A similar non-compete agreement is also a part of agreements given to Infosys BPM workers which names nine competitors — Tech Mahindra, Genpact, WNS, TCS, Accenture, IBM, Cognizant, Wipro and HCL.
The letter written by Saluja, which TNM has seen, states that the restriction “is clearly in restraint of trade and therefore illegal under section 27 of the Contract Act”. Section 27 of the Indian Contract Act states: “Every agreement by which any one is restrained from exercising a lawful profession, trade or business of any kind, is to that extent void.”
He wrote that the clause is seeking to enforce the restriction even after the employee’s services have been terminated. “If the agreement on the part of the employee puts a restraint even though partial, it is void, and, therefore, the contract must be treated as one which cannot be enforced. The clause of the covenant being imposed is to operate after the termination of services and is too widely worded, and hence the company should be stopped from enforcing it,” he said.
He added that the contracts must be scrutinised because of inequality in the bargaining powers of the employer and employee, and the employee may end up accepting the standard form of the employment contract.
“At the time of the employment agreement, the employee may have given little thought to the restriction because of his eagerness for a job hence the employment contract of the Infosys Ltd tempts improvident persons, for the sake of present gain, to deprive them of the power to make future acquisitions and expose them to imposition and oppression,” it states.
The letter adds that the restraint being put on employees is “greater than necessary to protect the employer,” and is “unduly harsh and oppressive” to the employee.

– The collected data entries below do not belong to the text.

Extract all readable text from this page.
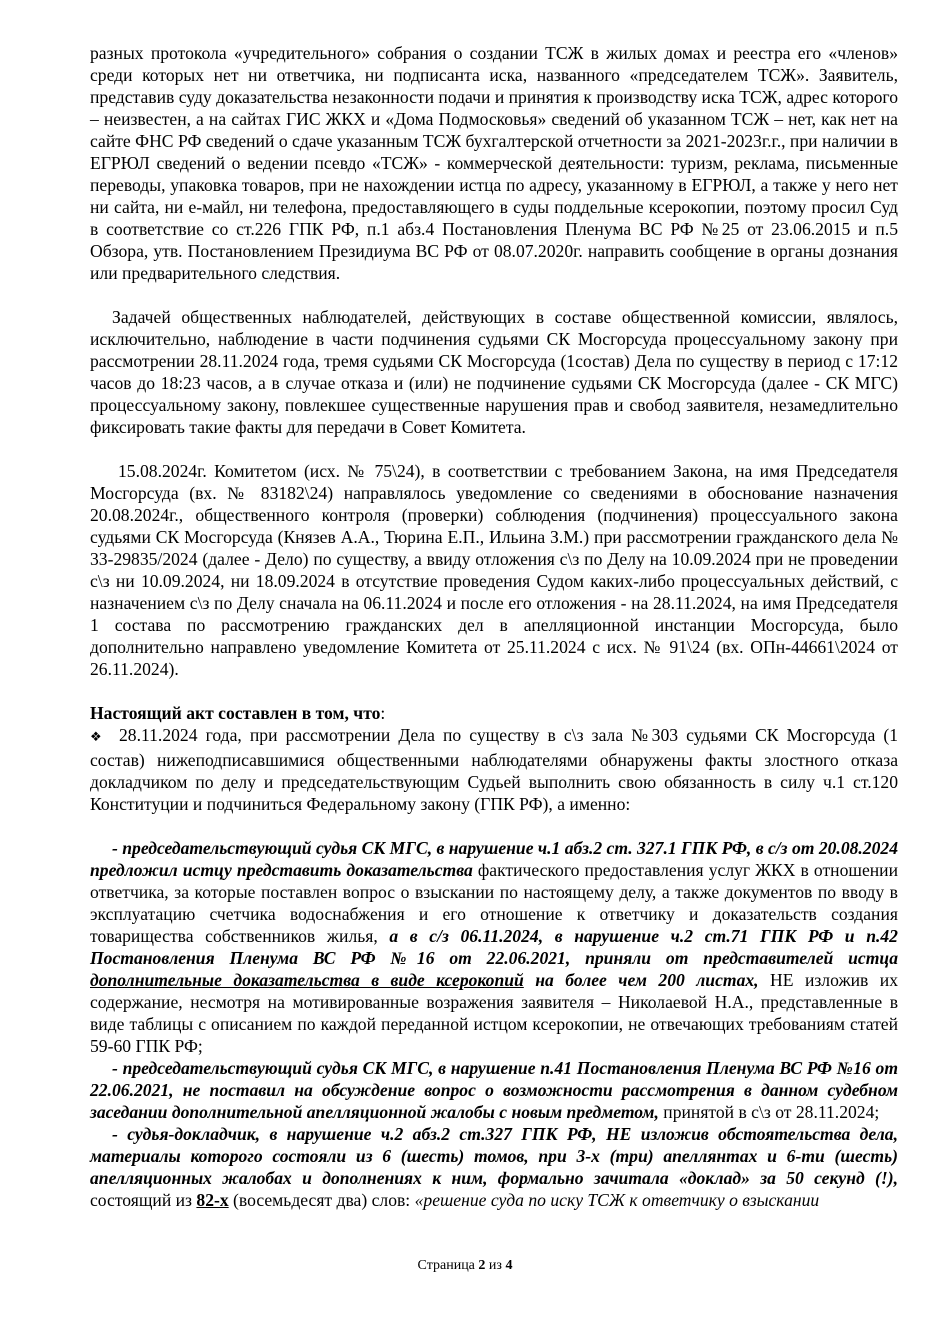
разных протокола «учредительного» собрания о создании ТСЖ в жилых домах и реестра его «членов» среди которых нет ни ответчика, ни подписанта иска, названного «председателем ТСЖ». Заявитель, представив суду доказательства незаконности подачи и принятия к производству иска ТСЖ, адрес которого – неизвестен, а на сайтах ГИС ЖКХ и «Дома Подмосковья» сведений об указанном ТСЖ – нет, как нет на сайте ФНС РФ сведений о сдаче указанным ТСЖ бухгалтерской отчетности за 2021-2023г.г., при наличии в ЕГРЮЛ сведений о ведении псевдо «ТСЖ» - коммерческой деятельности: туризм, реклама, письменные переводы, упаковка товаров, при не нахождении истца по адресу, указанному в ЕГРЮЛ, а также у него нет ни сайта, ни е-майл, ни телефона, предоставляющего в суды поддельные ксерокопии, поэтому просил Суд в соответствие со ст.226 ГПК РФ, п.1 абз.4 Постановления Пленума ВС РФ №25 от 23.06.2015 и п.5 Обзора, утв. Постановлением Президиума ВС РФ от 08.07.2020г. направить сообщение в органы дознания или предварительного следствия.

Задачей общественных наблюдателей, действующих в составе общественной комиссии, являлось, исключительно, наблюдение в части подчинения судьями СК Мосгорсуда процессуальному закону при рассмотрении 28.11.2024 года, тремя судьями СК Мосгорсуда (1состав) Дела по существу в период с 17:12 часов до 18:23 часов, а в случае отказа и (или) не подчинение судьями СК Мосгорсуда (далее - СК МГС) процессуальному закону, повлекшее существенные нарушения прав и свобод заявителя, незамедлительно фиксировать такие факты для передачи в Совет Комитета.

15.08.2024г. Комитетом (исх. № 75\24), в соответствии с требованием Закона, на имя Председателя Мосгорсуда (вх. № 83182\24) направлялось уведомление со сведениями в обоснование назначения 20.08.2024г., общественного контроля (проверки) соблюдения (подчинения) процессуального закона судьями СК Мосгорсуда (Князев А.А., Тюрина Е.П., Ильина З.М.) при рассмотрении гражданского дела № 33-29835/2024 (далее - Дело) по существу, а ввиду отложения с\з по Делу на 10.09.2024 при не проведении с\з ни 10.09.2024, ни 18.09.2024 в отсутствие проведения Судом каких-либо процессуальных действий, с назначением с\з по Делу сначала на 06.11.2024 и после его отложения - на 28.11.2024, на имя Председателя 1 состава по рассмотрению гражданских дел в апелляционной инстанции Мосгорсуда, было дополнительно направлено уведомление Комитета от 25.11.2024 с исх. № 91\24 (вх. ОПн-44661\2024 от 26.11.2024).

Настоящий акт составлен в том, что:

❖ 28.11.2024 года, при рассмотрении Дела по существу в с\з зала №303 судьями СК Мосгорсуда (1 состав) нижеподписавшимися общественными наблюдателями обнаружены факты злостного отказа докладчиком по делу и председательствующим Судьей выполнить свою обязанность в силу ч.1 ст.120 Конституции и подчиниться Федеральному закону (ГПК РФ), а именно:

- председательствующий судья СК МГС, в нарушение ч.1 абз.2 ст. 327.1 ГПК РФ, в с/з от 20.08.2024 предложил истцу представить доказательства фактического предоставления услуг ЖКХ в отношении ответчика, за которые поставлен вопрос о взыскании по настоящему делу, а также документов по вводу в эксплуатацию счетчика водоснабжения и его отношение к ответчику и доказательств создания товарищества собственников жилья, а в с/з 06.11.2024, в нарушение ч.2 ст.71 ГПК РФ и п.42 Постановления Пленума ВС РФ №16 от 22.06.2021, приняли от представителей истца дополнительные доказательства в виде ксерокопий на более чем 200 листах, НЕ изложив их содержание, несмотря на мотивированные возражения заявителя – Николаевой Н.А., представленные в виде таблицы с описанием по каждой переданной истцом ксерокопии, не отвечающих требованиям статей 59-60 ГПК РФ;

- председательствующий судья СК МГС, в нарушение п.41 Постановления Пленума ВС РФ №16 от 22.06.2021, не поставил на обсуждение вопрос о возможности рассмотрения в данном судебном заседании дополнительной апелляционной жалобы с новым предметом, принятой в с\з от 28.11.2024;

- судья-докладчик, в нарушение ч.2 абз.2 ст.327 ГПК РФ, НЕ изложив обстоятельства дела, материалы которого состояли из 6 (шесть) томов, при 3-х (три) апеллянтах и 6-ти (шесть) апелляционных жалобах и дополнениях к ним, формально зачитала «доклад» за 50 секунд (!), состоящий из 82-х (восемьдесят два) слов: «решение суда по иску ТСЖ к ответчику о взыскании

Страница 2 из 4
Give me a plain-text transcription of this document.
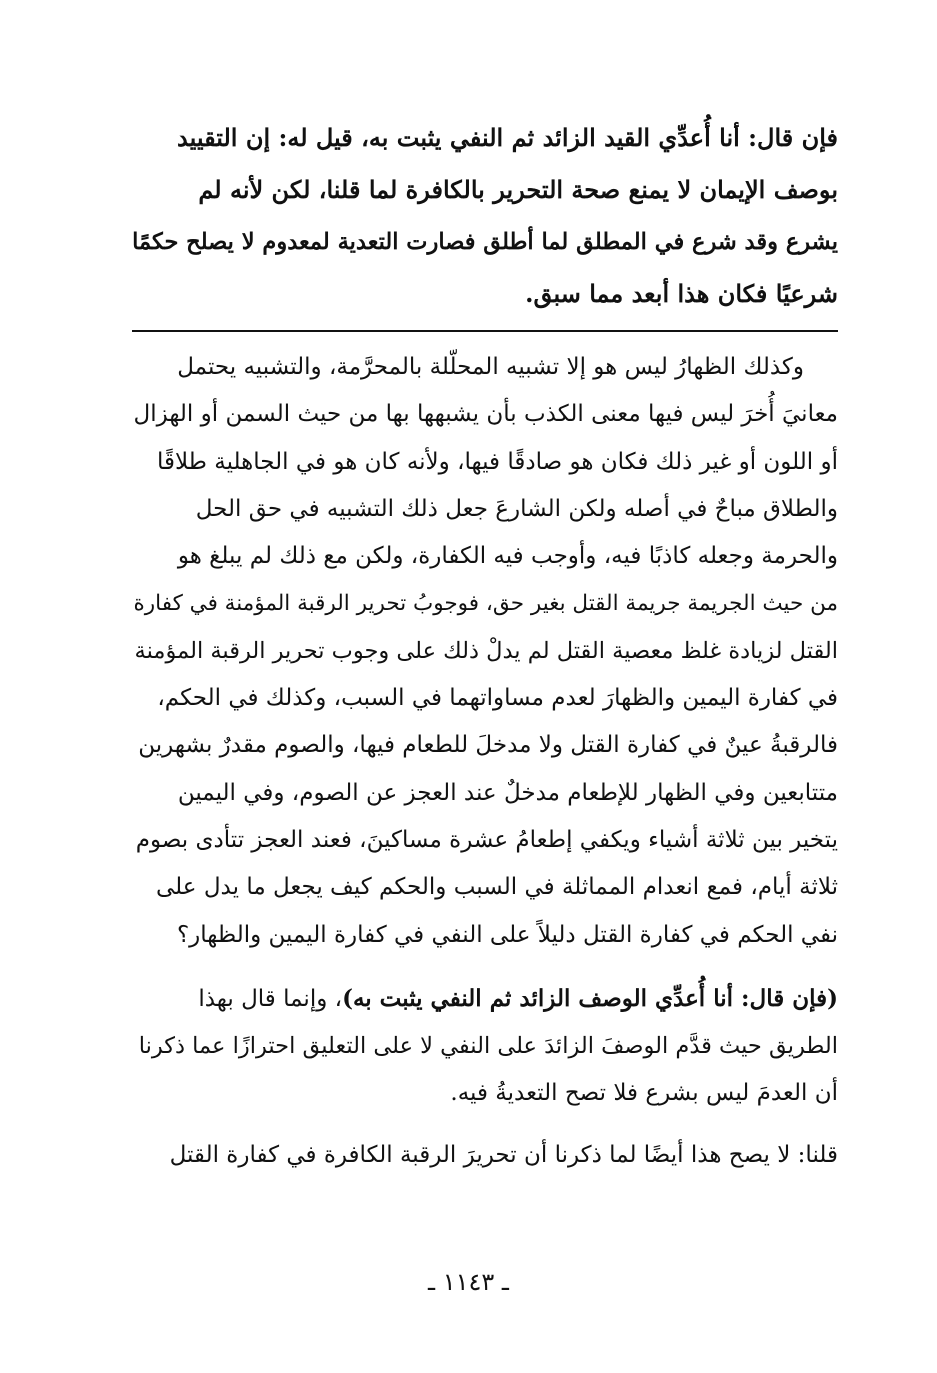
فإن قال: أنا أُعدِّي القيد الزائد ثم النفي يثبت به، قيل له: إن التقييد

بوصف الإيمان لا يمنع صحة التحرير بالكافرة لما قلنا، لكن لأنه لم

يشرع وقد شرع في المطلق لما أطلق فصارت التعدية لمعدوم لا يصلح حكمًا

شرعيًا فكان هذا أبعد مما سبق.

وكذلك الظهارُ ليس هو إلا تشبيه المحلّلة بالمحرَّمة، والتشبيه يحتمل

معانيَ أُخرَ ليس فيها معنى الكذب بأن يشبهها بها من حيث السمن أو الهزال

أو اللون أو غير ذلك فكان هو صادقًا فيها، ولأنه كان هو في الجاهلية طلاقًا

والطلاق مباحٌ في أصله ولكن الشارعَ جعل ذلك التشبيه في حق الحل

والحرمة وجعله كاذبًا فيه، وأوجب فيه الكفارة، ولكن مع ذلك لم يبلغ هو

من حيث الجريمة جريمة القتل بغير حق، فوجوبُ تحرير الرقبة المؤمنة في كفارة

القتل لزيادة غلظ معصية القتل لم يدلْ ذلك على وجوب تحرير الرقبة المؤمنة

في كفارة اليمين والظهارَ لعدم مساواتهما في السبب، وكذلك في الحكم،

فالرقبةُ عينٌ في كفارة القتل ولا مدخلَ للطعام فيها، والصوم مقدرٌ بشهرين

متتابعين وفي الظهار للإطعام مدخلٌ عند العجز عن الصوم، وفي اليمين

يتخير بين ثلاثة أشياء ويكفي إطعامُ عشرة مساكينَ، فعند العجز تتأدى بصوم

ثلاثة أيام، فمع انعدام المماثلة في السبب والحكم كيف يجعل ما يدل على

نفي الحكم في كفارة القتل دليلاً على النفي في كفارة اليمين والظهار؟

(فإن قال: أنا أُعدِّي الوصف الزائد ثم النفي يثبت به)، وإنما قال بهذا

الطريق حيث قدَّم الوصفَ الزائدَ على النفي لا على التعليق احترازًا عما ذكرنا

أن العدمَ ليس بشرع فلا تصح التعديةُ فيه.

قلنا: لا يصح هذا أيضًا لما ذكرنا أن تحريرَ الرقبة الكافرة في كفارة القتل

ـ ١١٤٣ ـ
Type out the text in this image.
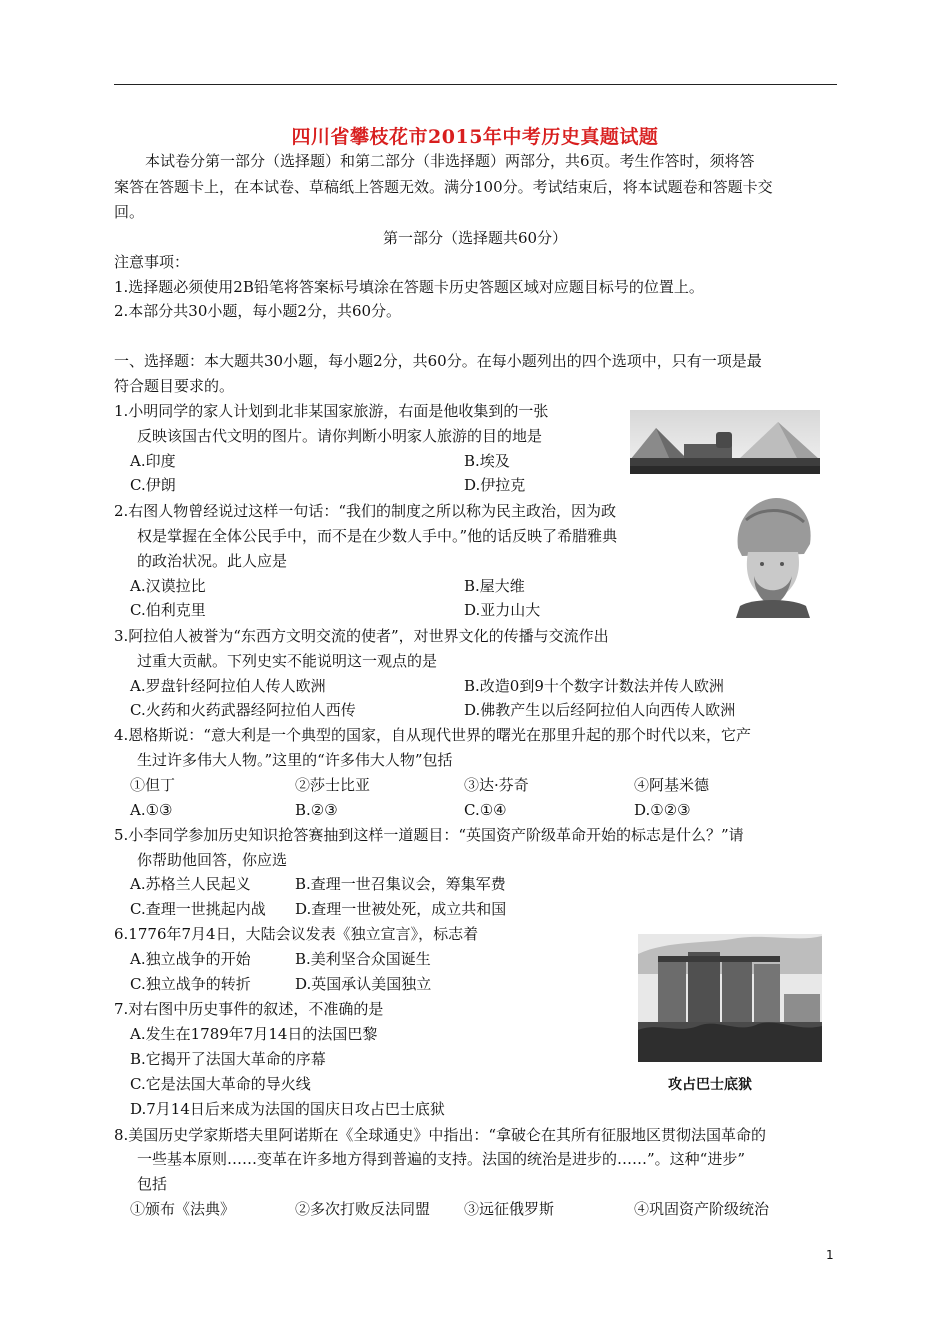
四川省攀枝花市2015年中考历史真题试题
本试卷分第一部分（选择题）和第二部分（非选择题）两部分，共6页。考生作答时，须将答
案答在答题卡上，在本试卷、草稿纸上答题无效。满分100分。考试结束后，将本试题卷和答题卡交
回。
第一部分（选择题共60分）
注意事项：
1.选择题必须使用2B铅笔将答案标号填涂在答题卡历史答题区域对应题目标号的位置上。
2.本部分共30小题，每小题2分，共60分。
一、选择题：本大题共30小题，每小题2分，共60分。在每小题列出的四个选项中，只有一项是最
符合题目要求的。
1.小明同学的家人计划到北非某国家旅游，右面是他收集到的一张
反映该国古代文明的图片。请你判断小明家人旅游的目的地是
A.印度	B.埃及
C.伊朗	D.伊拉克
2.右图人物曾经说过这样一句话：“我们的制度之所以称为民主政治，因为政
权是掌握在全体公民手中，而不是在少数人手中。”他的话反映了希腊雅典
的政治状况。此人应是
A.汉谟拉比	B.屋大维
C.伯利克里	D.亚力山大
3.阿拉伯人被誉为“东西方文明交流的使者”，对世界文化的传播与交流作出
过重大贡献。下列史实不能说明这一观点的是
A.罗盘针经阿拉伯人传人欧洲	B.改造0到9十个数字计数法并传人欧洲
C.火药和火药武器经阿拉伯人西传	D.佛教产生以后经阿拉伯人向西传人欧洲
4.恩格斯说：“意大利是一个典型的国家，自从现代世界的曙光在那里升起的那个时代以来，它产
生过许多伟大人物。”这里的“许多伟大人物”包括
①但丁	②莎士比亚	③达·芬奇	④阿基米德
A.①③	B.②③	C.①④	D.①②③
5.小李同学参加历史知识抢答赛抽到这样一道题目：“英国资产阶级革命开始的标志是什么？”请
你帮助他回答，你应选
A.苏格兰人民起义	B.查理一世召集议会，筹集军费
C.查理一世挑起内战 D.查理一世被处死，成立共和国
6.1776年7月4日，大陆会议发表《独立宣言》，标志着
A.独立战争的开始	B.美利坚合众国诞生
C.独立战争的转折	D.英国承认美国独立
7.对右图中历史事件的叙述，不准确的是
A.发生在1789年7月14日的法国巴黎
B.它揭开了法国大革命的序幕
C.它是法国大革命的导火线
D.7月14日后来成为法国的国庆日攻占巴士底狱
攻占巴士底狱
8.美国历史学家斯塔夫里阿诺斯在《全球通史》中指出：“拿破仑在其所有征服地区贯彻法国革命的
一些基本原则……变革在许多地方得到普遍的支持。法国的统治是进步的……”。这种“进步”
包括
①颁布《法典》	②多次打败反法同盟 ③远征俄罗斯	④巩固资产阶级统治
1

Speaking to TNM, Saluja said that while the clause has been around for a while, it is the first time that people have come forward to complain as the clause is being enforced. “Until recently, employees didn’t feel the heat of this clause. Now that the attrition rate of Infosys has crossed 28% and they are enforcing it and employees are in great trouble because of this,” he said.
He added that up until now, the usual practice is that companies try to match a competing offer from outside. “Suddenly now employees are being threatened that if you have already signed this non-compete and you are going to join these companies it will reflect in your background verification and possible legal action as well. They are all working in great stress and fear,” he added.
The Indian IT sector has been seeing record highs in attrition numbers and for the fourth quarter of FY22, Infosys saw 27.7% voluntary attrition. The company plans to hire 50,000 freshers in FY23 to combat the problem. The company hired 85,000 freshers in FY22.
Responding to the complaint, Infosys issued a short statement. “It is standard business practice in many parts of the world for employment contracts to include controls of reasonable scope and duration to protect confidentiality of information, customer connection and other legitimate business interests. These are fully disclosed to all job aspirants before they decide to join Infosys, and do not have the effect of preventing employees from joining other organisations for career growth and aspirations,” the statement said.